7/10
Great music, but the editing is choppy at times
14 August 2023
It's a musical biopic of the Chess Records company until the death of its owner in 1968. It follows the development of commercial blues music in Chicago through the eyes of Leonard Chess, Muddy Waters, and Willie Dixon.

The film opens with Muddy Waters (Jeffrey Wright) singing in the fields of Mississippi but soon follows him to Chicago as part of the great migration. Leonard Chess (Adrien Brody) operates a jazz club in Southside Chicago and begins to produce records. Muddy Waters is his first blues artist. We also meet Willie Dixon (Cedric the Entertainer), who narrates part of the movie, Little Walter (Columbus Short), Howlin' Wolf (Eamonn Walker), Chuck Berry (Yaslin Bey), and Etta James (Boyoncé).

"Cadillac Records" suggests that Chess, a white man, essentially cheated his African American singers through shady contracts. He often bought them Cadillac cars, not telling them that he bought them with their royalties.

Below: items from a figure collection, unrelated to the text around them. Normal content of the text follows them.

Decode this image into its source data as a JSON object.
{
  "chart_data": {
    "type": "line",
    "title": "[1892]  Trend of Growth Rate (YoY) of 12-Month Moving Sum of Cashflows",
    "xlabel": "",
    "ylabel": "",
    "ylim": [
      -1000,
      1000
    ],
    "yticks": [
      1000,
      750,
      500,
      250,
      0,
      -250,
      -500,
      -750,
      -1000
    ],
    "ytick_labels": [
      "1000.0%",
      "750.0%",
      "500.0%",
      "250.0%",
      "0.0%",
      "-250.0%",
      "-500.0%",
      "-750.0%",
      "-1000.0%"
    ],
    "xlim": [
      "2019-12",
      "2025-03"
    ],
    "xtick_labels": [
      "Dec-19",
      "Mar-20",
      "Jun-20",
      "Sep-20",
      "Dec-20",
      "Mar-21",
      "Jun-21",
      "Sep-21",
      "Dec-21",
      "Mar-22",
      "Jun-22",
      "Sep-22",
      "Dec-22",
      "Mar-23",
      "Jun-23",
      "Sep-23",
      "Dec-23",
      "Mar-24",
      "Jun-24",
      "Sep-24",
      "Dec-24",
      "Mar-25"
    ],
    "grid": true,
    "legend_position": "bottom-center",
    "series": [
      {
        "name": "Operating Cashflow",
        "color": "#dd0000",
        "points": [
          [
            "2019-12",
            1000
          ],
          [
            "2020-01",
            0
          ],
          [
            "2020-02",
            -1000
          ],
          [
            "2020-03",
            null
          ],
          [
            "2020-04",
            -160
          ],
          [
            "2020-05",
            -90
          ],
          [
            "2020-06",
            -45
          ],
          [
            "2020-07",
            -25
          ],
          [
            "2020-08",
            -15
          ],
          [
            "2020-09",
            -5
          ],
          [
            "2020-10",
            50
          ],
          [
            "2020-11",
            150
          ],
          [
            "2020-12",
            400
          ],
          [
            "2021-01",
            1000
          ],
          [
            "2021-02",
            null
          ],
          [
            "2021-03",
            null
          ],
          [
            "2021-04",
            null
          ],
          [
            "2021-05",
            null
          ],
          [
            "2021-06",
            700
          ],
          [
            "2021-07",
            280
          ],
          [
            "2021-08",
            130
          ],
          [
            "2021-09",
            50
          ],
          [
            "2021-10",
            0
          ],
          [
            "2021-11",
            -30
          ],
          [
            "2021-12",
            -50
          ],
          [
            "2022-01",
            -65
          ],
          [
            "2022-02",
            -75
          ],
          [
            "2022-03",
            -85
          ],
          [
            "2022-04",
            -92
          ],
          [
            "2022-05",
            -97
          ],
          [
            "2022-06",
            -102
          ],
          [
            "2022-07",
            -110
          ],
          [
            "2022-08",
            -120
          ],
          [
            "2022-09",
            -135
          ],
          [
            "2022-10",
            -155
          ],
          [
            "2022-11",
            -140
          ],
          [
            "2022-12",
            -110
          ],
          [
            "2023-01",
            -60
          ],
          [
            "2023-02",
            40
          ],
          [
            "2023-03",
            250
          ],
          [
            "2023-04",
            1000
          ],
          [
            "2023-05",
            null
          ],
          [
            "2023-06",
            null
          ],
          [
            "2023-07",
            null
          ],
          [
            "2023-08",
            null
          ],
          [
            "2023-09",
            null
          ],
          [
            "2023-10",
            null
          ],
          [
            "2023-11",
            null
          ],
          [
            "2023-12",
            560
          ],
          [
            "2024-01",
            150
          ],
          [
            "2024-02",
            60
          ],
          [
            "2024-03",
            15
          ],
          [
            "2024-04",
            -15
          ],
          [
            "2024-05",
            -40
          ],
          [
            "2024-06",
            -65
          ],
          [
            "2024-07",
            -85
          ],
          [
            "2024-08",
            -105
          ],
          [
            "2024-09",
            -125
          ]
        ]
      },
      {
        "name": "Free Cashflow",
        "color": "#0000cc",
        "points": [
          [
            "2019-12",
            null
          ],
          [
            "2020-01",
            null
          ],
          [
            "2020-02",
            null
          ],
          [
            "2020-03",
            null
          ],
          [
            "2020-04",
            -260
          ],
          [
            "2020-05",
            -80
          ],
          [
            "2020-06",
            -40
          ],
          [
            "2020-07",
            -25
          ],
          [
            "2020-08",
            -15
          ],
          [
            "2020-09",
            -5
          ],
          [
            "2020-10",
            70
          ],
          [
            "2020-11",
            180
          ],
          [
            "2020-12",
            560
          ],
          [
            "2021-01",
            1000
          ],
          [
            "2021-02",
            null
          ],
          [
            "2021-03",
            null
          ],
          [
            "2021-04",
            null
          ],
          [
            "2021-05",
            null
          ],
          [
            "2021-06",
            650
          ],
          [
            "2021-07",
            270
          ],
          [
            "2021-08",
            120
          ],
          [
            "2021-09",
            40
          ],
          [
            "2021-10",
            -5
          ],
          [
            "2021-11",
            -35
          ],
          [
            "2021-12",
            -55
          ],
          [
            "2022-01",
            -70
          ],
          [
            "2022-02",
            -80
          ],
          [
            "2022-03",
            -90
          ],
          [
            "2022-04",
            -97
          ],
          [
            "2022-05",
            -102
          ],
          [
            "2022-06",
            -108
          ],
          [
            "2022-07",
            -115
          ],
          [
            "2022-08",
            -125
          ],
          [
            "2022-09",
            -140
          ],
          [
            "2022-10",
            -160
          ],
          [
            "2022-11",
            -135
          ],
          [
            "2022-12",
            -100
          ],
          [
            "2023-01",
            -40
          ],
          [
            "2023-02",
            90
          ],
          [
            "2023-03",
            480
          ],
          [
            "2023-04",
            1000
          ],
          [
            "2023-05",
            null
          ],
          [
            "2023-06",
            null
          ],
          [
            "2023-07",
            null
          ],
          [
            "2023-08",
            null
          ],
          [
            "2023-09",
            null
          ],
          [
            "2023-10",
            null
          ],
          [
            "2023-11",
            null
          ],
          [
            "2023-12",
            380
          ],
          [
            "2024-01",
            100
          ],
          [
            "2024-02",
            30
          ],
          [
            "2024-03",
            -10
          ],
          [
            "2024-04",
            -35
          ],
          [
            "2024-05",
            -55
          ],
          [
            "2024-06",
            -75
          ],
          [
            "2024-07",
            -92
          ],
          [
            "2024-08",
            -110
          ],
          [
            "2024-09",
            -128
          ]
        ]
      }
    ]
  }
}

"Cadillac Records" musical score is fantastic, especially Boyoncé as Etta James and Eamonn Walker as Howlin' Wolf. I thought Jeffrey Wright didn't quite have the edge of Muddy Waters. Much of the "history" is creative nonfiction. The movie compresses many events and leaves out many nuances. It implies a focus of Chess Records on blues that didn't exist. Adrien Brody makes Leonard Chess an unlikeable man; that was probably an intent that succeeded. "Cadillac Records" clearly shows the place of alcohol and drugs in the blues world.

The film's editing feels choppy at points as it tries to jam 25-30 years of events into coherence. But it all comes back to the great music.